Convincing reboot of a legend, if you don’t mind the liberal politics.

Director: Ridley Scott

Language: English

Cast: Russel Crowe, Cate Blanchett, Mark Strong, William Hurt, Max von Sydow, Oscar Isaac, Danny Huston

Screenplay: Brian Helgeland, Ethan Reiff, Cyrus Voris

Release Date: 13 May 2010 

Rating: PG - Violence and Some Sexual References

All you had to do to get an F in my university’s Mediaeval English History class was to call the Magna Carta the first modern constitutional bill of rights in your essay. It’s all very anachronistic, sentimental and factually wrong (nobody paid attention to the Magna Carta after it was drawn up until the Jacobean age), but it does make for a good story, especially for the cinema.

So, if you’re Ridley Scott and you want to do an origin story of Robin Hood (sort of a “Robin before he was Robin Hood”), it makes good sense to throw in the Magna Carta and several big speeches (and a pre-credits intertitle or two) about the tyranny of kings and the natural rights of men – and to turn our hero into the son of the man who drafted an early version of the document.

In Ridley Scott’s origin story, Robin Longstride (Russel Crowe) and his compatriots are returning soldiers from the crusader army of King Richard I. In a revisionist twist to the Robin Hood mythos, Richard I is killed in his return from the crusades (maybe there will now be two things that you could do to fail Mediaeval English History!), Robin gets to impersonate the heir to the Baron of Nottingham (an aristocratic Max von Sydow), woo the late heir’s wife (Cate Blanchett) in a romcom sub-plot, all while beating back a traitor (Mark Strong, following up his Sherlock Holmes stint as yet another comic book villain) intent on causing a rebellion against the new king to aid the invasion of Prince Philip of France.

You may like the romcom parts of Robin Hood far more than I liked the actual Crow-Scott romcom, A Good Year.
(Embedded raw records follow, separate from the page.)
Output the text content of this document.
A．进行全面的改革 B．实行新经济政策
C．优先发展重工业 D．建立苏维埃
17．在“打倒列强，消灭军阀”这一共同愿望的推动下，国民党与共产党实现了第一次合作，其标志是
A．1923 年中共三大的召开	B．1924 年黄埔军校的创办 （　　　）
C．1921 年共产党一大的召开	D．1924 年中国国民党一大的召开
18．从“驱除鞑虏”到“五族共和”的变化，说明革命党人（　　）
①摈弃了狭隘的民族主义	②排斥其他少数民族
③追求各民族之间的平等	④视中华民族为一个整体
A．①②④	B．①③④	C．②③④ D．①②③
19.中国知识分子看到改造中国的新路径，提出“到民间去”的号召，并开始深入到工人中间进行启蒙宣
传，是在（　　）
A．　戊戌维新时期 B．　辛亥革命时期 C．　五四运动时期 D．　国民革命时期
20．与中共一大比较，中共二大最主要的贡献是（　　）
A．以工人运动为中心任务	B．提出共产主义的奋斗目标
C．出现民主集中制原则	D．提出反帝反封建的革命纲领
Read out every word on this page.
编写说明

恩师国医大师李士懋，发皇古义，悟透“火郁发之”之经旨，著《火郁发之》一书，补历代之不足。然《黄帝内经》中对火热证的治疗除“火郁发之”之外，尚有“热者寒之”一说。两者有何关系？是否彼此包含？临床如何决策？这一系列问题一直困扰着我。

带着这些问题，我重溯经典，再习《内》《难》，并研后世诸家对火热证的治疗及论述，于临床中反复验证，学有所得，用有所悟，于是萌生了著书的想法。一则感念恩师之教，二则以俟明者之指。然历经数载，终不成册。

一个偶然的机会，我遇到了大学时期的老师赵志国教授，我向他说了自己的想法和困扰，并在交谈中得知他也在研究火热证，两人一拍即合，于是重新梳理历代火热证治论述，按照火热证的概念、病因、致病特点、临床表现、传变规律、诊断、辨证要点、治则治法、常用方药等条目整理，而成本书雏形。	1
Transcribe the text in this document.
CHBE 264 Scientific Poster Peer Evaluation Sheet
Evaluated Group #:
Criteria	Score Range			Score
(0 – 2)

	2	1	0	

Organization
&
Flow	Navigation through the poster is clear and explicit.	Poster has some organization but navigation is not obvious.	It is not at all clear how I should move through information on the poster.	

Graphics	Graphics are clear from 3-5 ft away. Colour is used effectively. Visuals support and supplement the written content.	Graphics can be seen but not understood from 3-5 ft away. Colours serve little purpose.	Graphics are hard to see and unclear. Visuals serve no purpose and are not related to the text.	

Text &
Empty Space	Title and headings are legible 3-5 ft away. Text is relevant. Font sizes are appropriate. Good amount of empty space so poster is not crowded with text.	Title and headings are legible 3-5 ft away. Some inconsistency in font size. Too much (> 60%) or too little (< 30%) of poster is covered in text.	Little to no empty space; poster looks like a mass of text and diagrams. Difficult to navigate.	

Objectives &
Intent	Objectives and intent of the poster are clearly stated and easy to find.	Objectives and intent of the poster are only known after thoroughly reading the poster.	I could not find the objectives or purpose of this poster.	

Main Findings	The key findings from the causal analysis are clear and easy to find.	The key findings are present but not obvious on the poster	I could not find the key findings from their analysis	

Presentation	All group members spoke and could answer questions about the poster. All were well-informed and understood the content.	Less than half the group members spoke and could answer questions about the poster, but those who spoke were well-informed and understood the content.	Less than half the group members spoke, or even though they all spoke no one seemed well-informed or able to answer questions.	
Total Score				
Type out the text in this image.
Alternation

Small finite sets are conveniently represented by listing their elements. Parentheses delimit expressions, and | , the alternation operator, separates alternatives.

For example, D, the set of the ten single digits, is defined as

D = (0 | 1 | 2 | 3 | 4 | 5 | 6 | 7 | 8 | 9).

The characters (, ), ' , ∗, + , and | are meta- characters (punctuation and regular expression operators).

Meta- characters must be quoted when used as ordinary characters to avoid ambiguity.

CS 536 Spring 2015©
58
Russell Crowe, Cate Blanchett, and Max von Sydow do get along well as a comic act. Ridley Scott directs his battle scenes to convey an atmosphere of all-out violence and brutality without taxing the blood pouches – and these are the best bits of the film. The only flaws in Robin Hood are its anachronistic liberal speeches which make it feel like the sequel to The Kingdom of Heaven.

PS: Do stay back for the post-credits sequence, which is as mesmerising and artistic as any Pixar animation’s.